O disco-solo estava sendo feito por Hutchence em parceria com Andy Gill, guitarrista da banda britânica Gang Of Four e coautor de boa parte das músicas. Como forma de homenagear o amigo, o músico arregaçou as mangas e conseguiu finalizar as gravações, contando com a participação de Bono na faixa Slide Away. O resultado é o álbum intitulado Michael Hutchence, lançado em 1999 e digno da bela trajetória do astro australiano.

Conhecido por ter trabalhado durante muito tempo com a banda e ser o diretor de clipes de hit singles como Need You Tonight, Never Tear Us Apart e Suicide Blonde, o diretor australiano Richard Lowenstein lançou em 2019 o documentário Mistify Michael Hutchence.

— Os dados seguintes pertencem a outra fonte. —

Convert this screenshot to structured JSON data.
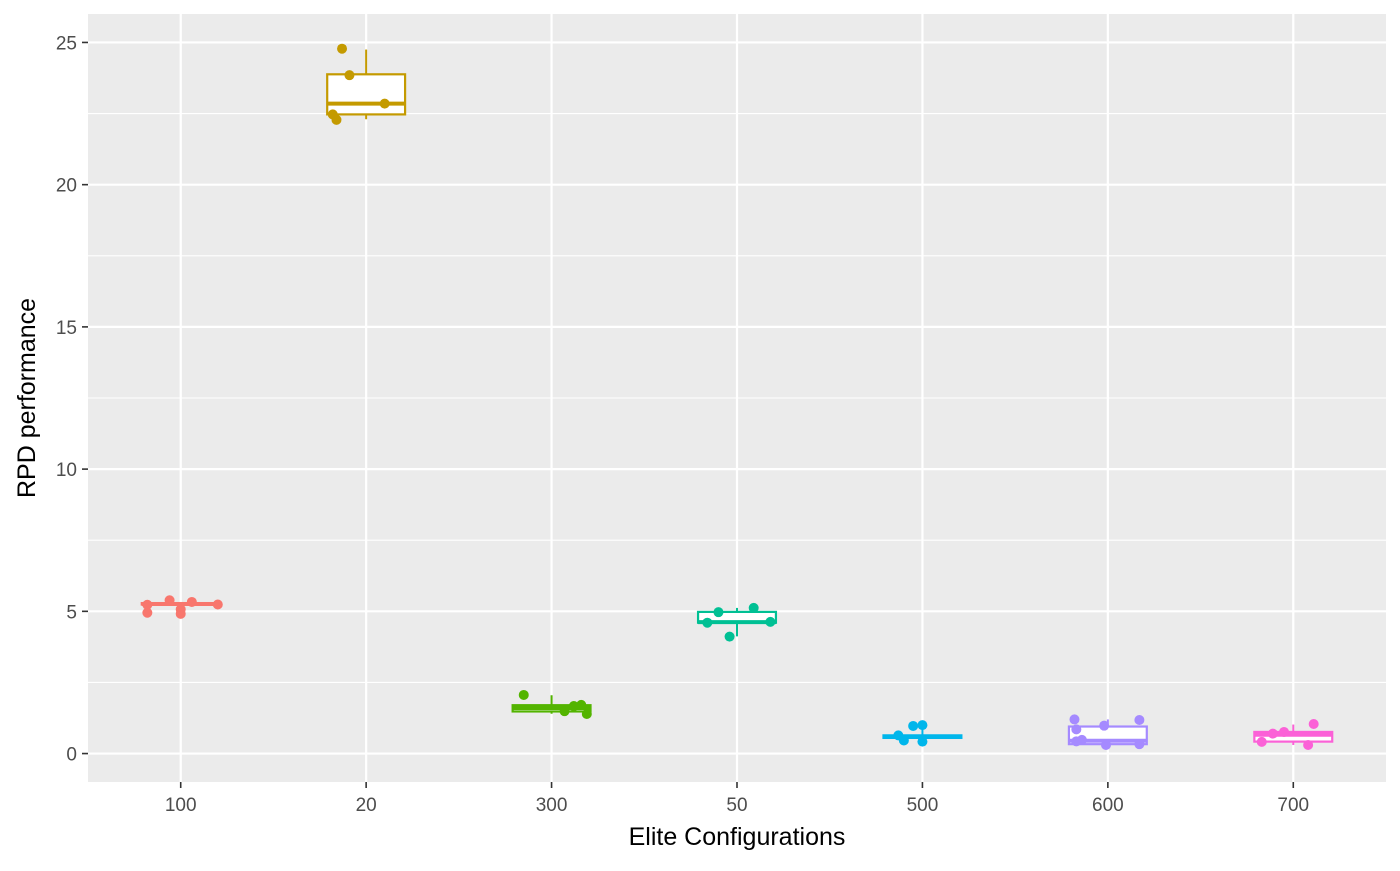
{
  "chart_data": {
    "type": "boxplot",
    "title": "",
    "xlabel": "Elite Configurations",
    "ylabel": "RPD performance",
    "ylim": [
      -1,
      26
    ],
    "y_ticks": [
      0,
      5,
      10,
      15,
      20,
      25
    ],
    "y_tick_labels": [
      "0",
      "5",
      "10",
      "15",
      "20",
      "25"
    ],
    "grid": true,
    "legend": "none",
    "background": "#ebebeb",
    "categories": [
      "100",
      "20",
      "300",
      "50",
      "500",
      "600",
      "700"
    ],
    "series": [
      {
        "category": "100",
        "color": "#F8766D",
        "box": {
          "min": 5.24,
          "q1": 5.24,
          "median": 5.26,
          "q3": 5.29,
          "max": 5.31
        },
        "points": [
          {
            "x": -0.18,
            "y": 5.23
          },
          {
            "x": -0.18,
            "y": 4.95
          },
          {
            "x": -0.06,
            "y": 5.39
          },
          {
            "x": 0.0,
            "y": 5.07
          },
          {
            "x": 0.0,
            "y": 4.91
          },
          {
            "x": 0.06,
            "y": 5.33
          },
          {
            "x": 0.2,
            "y": 5.24
          }
        ]
      },
      {
        "category": "20",
        "color": "#C49A00",
        "box": {
          "min": 22.3,
          "q1": 22.47,
          "median": 22.85,
          "q3": 23.88,
          "max": 24.75
        },
        "points": [
          {
            "x": -0.18,
            "y": 22.47
          },
          {
            "x": -0.16,
            "y": 22.28
          },
          {
            "x": -0.13,
            "y": 24.78
          },
          {
            "x": -0.09,
            "y": 23.85
          },
          {
            "x": 0.1,
            "y": 22.85
          }
        ]
      },
      {
        "category": "300",
        "color": "#53B400",
        "box": {
          "min": 1.4,
          "q1": 1.48,
          "median": 1.6,
          "q3": 1.7,
          "max": 2.05
        },
        "points": [
          {
            "x": -0.15,
            "y": 2.06
          },
          {
            "x": 0.07,
            "y": 1.49
          },
          {
            "x": 0.12,
            "y": 1.67
          },
          {
            "x": 0.16,
            "y": 1.71
          },
          {
            "x": 0.19,
            "y": 1.39
          }
        ]
      },
      {
        "category": "50",
        "color": "#00C094",
        "box": {
          "min": 4.12,
          "q1": 4.6,
          "median": 4.62,
          "q3": 4.98,
          "max": 5.12
        },
        "points": [
          {
            "x": -0.16,
            "y": 4.6
          },
          {
            "x": -0.1,
            "y": 4.97
          },
          {
            "x": -0.04,
            "y": 4.11
          },
          {
            "x": 0.09,
            "y": 5.12
          },
          {
            "x": 0.18,
            "y": 4.63
          }
        ]
      },
      {
        "category": "500",
        "color": "#00B6EB",
        "box": {
          "min": 0.45,
          "q1": 0.55,
          "median": 0.6,
          "q3": 0.64,
          "max": 1.0
        },
        "points": [
          {
            "x": -0.13,
            "y": 0.64
          },
          {
            "x": -0.1,
            "y": 0.46
          },
          {
            "x": -0.05,
            "y": 0.97
          },
          {
            "x": 0.0,
            "y": 1.0
          },
          {
            "x": 0.0,
            "y": 0.42
          }
        ]
      },
      {
        "category": "600",
        "color": "#A58AFF",
        "box": {
          "min": 0.28,
          "q1": 0.33,
          "median": 0.45,
          "q3": 0.95,
          "max": 1.2
        },
        "points": [
          {
            "x": -0.18,
            "y": 1.2
          },
          {
            "x": -0.17,
            "y": 0.85
          },
          {
            "x": -0.17,
            "y": 0.43
          },
          {
            "x": -0.14,
            "y": 0.48
          },
          {
            "x": -0.02,
            "y": 0.98
          },
          {
            "x": -0.01,
            "y": 0.3
          },
          {
            "x": 0.17,
            "y": 1.18
          },
          {
            "x": 0.17,
            "y": 0.33
          }
        ]
      },
      {
        "category": "700",
        "color": "#FB61D7",
        "box": {
          "min": 0.3,
          "q1": 0.42,
          "median": 0.66,
          "q3": 0.76,
          "max": 1.02
        },
        "points": [
          {
            "x": -0.17,
            "y": 0.41
          },
          {
            "x": -0.11,
            "y": 0.7
          },
          {
            "x": -0.05,
            "y": 0.76
          },
          {
            "x": 0.08,
            "y": 0.3
          },
          {
            "x": 0.11,
            "y": 1.04
          }
        ]
      }
    ]
  }
}
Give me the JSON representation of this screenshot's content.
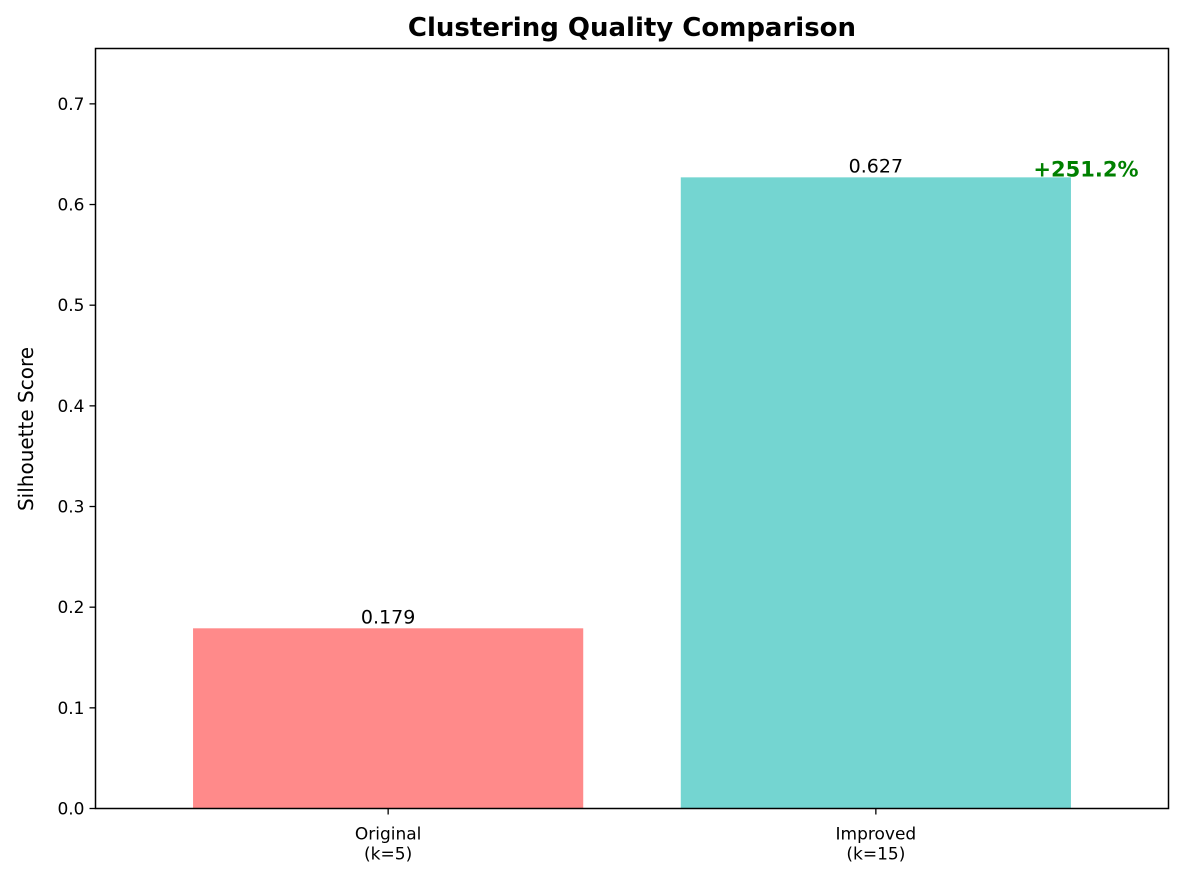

Ele se valeu de raros registros da banda e do cantor (incluindo alguns com Kylie Minogue e Helena Christensen) para ilustrar depoimentos em áudio de integrantes do INXS e de outros nomes importantes na trajetória do astro do rock. Um dos destaques fica por conta dos detalhes do acidente de agosto de 1992 e sobre as terríveis consequências com as quais Hutchence teve de conviver em seus anos finais de vida.

Sem seu principal integrante, o INXS tentou seguir adiante, com substitutos que não deram conta do recado, incluindo um selecionado em um reality show televisivo. Em 2012, resolveram sair de cena, e um retorno parece improvável, embora não impossível. Com Jon Stevens no vocal, o grupo voltou a se apresentar no Brasil em 2002, com shows dia 15 de maio no ATL Hall, no Rio de Janeiro, e 17 de maio em São Paulo, na Via Funchal.

Se não revolucionou o mundo da música, Michael Hutchence e sua banda certamente criaram uma obra dançante e pra cima, com direito a boas baladas no meio e repleta de momentos bacanas que merecem ser reverenciados pelos fãs de pop rock consistente e com personalidade forte.